UNET++ AND EXPLAINABLE AI FOR EARLY DETECTION OF DIABETIC RETINOPATHY FROM FUNDUS IMAGES
DOI:
https://doi.org/10.70917/ijcisim-2026-2114Keywords:
Diabetic Retinopathy, UNet++, Explainable Artificial Intelligence (XAI), Fundus Image Analysis, Retinal Lesion Segmentation, Deep LearningAbstract
One of the most prevalent causes of vision loss and vision impairment among diabetic patients worldwide that can be prevented is Diabetic Retinopathy (DR). This is especially important to identify the abnormality in the retina as soon as and as accurately as possible so that it can be treated clinically and the disease controlled. In this study, an integrated framework is proposed which combines UNet++ deep learning architecture and Explainable Artificial Intelligence (XAI), to be used for early detection of DR from retinal fundus image. The proposed system will involve UNet++ to accurately segment the retinal lesion including microaneurysm, hemorrhages and exudates on the retina to facilitate better localization and characterization of the features related to the disease.
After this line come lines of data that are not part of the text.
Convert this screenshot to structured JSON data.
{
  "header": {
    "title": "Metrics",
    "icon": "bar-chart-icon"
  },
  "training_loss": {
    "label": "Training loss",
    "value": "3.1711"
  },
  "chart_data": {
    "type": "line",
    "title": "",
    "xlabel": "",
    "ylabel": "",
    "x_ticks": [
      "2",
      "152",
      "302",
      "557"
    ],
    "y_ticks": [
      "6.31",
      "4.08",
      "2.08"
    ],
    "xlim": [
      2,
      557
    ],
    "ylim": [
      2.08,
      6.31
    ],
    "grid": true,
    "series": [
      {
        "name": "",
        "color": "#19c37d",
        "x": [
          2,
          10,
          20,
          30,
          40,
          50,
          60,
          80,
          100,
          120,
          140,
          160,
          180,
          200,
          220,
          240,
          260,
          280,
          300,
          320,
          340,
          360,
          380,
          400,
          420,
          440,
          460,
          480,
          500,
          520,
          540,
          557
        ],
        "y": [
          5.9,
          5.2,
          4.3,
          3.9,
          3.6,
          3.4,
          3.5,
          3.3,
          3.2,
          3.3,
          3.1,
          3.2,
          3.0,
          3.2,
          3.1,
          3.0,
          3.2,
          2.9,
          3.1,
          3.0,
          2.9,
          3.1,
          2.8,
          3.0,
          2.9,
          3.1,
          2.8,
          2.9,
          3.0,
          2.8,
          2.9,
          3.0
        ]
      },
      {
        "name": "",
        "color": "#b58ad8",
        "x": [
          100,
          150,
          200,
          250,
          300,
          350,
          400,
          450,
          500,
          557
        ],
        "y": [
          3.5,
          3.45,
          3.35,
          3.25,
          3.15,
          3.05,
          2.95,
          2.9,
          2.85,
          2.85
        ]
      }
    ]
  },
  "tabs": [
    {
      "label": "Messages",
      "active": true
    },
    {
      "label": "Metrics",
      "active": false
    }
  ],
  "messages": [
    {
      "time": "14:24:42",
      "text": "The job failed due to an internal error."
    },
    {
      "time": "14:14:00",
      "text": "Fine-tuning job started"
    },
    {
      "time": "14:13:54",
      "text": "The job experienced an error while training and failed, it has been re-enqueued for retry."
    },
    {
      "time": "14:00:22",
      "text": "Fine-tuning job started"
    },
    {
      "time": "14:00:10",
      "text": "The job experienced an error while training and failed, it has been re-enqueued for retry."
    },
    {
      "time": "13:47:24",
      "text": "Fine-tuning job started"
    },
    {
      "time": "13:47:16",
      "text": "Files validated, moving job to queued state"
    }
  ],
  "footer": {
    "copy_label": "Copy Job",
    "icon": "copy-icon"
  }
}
A robust and complete preprocessing pipeline is performed to enhance the images quality assessment, normalization, contrast enhancement and data augmentation are performed to enhance the model robustness and generalization. To enable these models to be explained in the clinical domain and bring transparency to these models, XAI methods are integrated into the pipeline such as the visualization of Grad-CAM and saliency maps of the image regions that justify the diagnosis. Evaluation is done with publicly available annotated fundus image datasets, and using standard metrics such as accuracy, precision, recall, F1 score, Dice coefficient, and Intersection-over-Union (IoU). Experimental results show that the proposed approach can obtain high accuracy in lesion segmentation and also give meaningful explanation to images based on visual results to assist clinical decision making. UNet++ combined with explainability mechanism enhances diagnostic accuracy and build trust among clinicians. The proposed framework provides a practical and trustworthy CADe system for the large scale DR screening and early detection of DR in healthcare settings.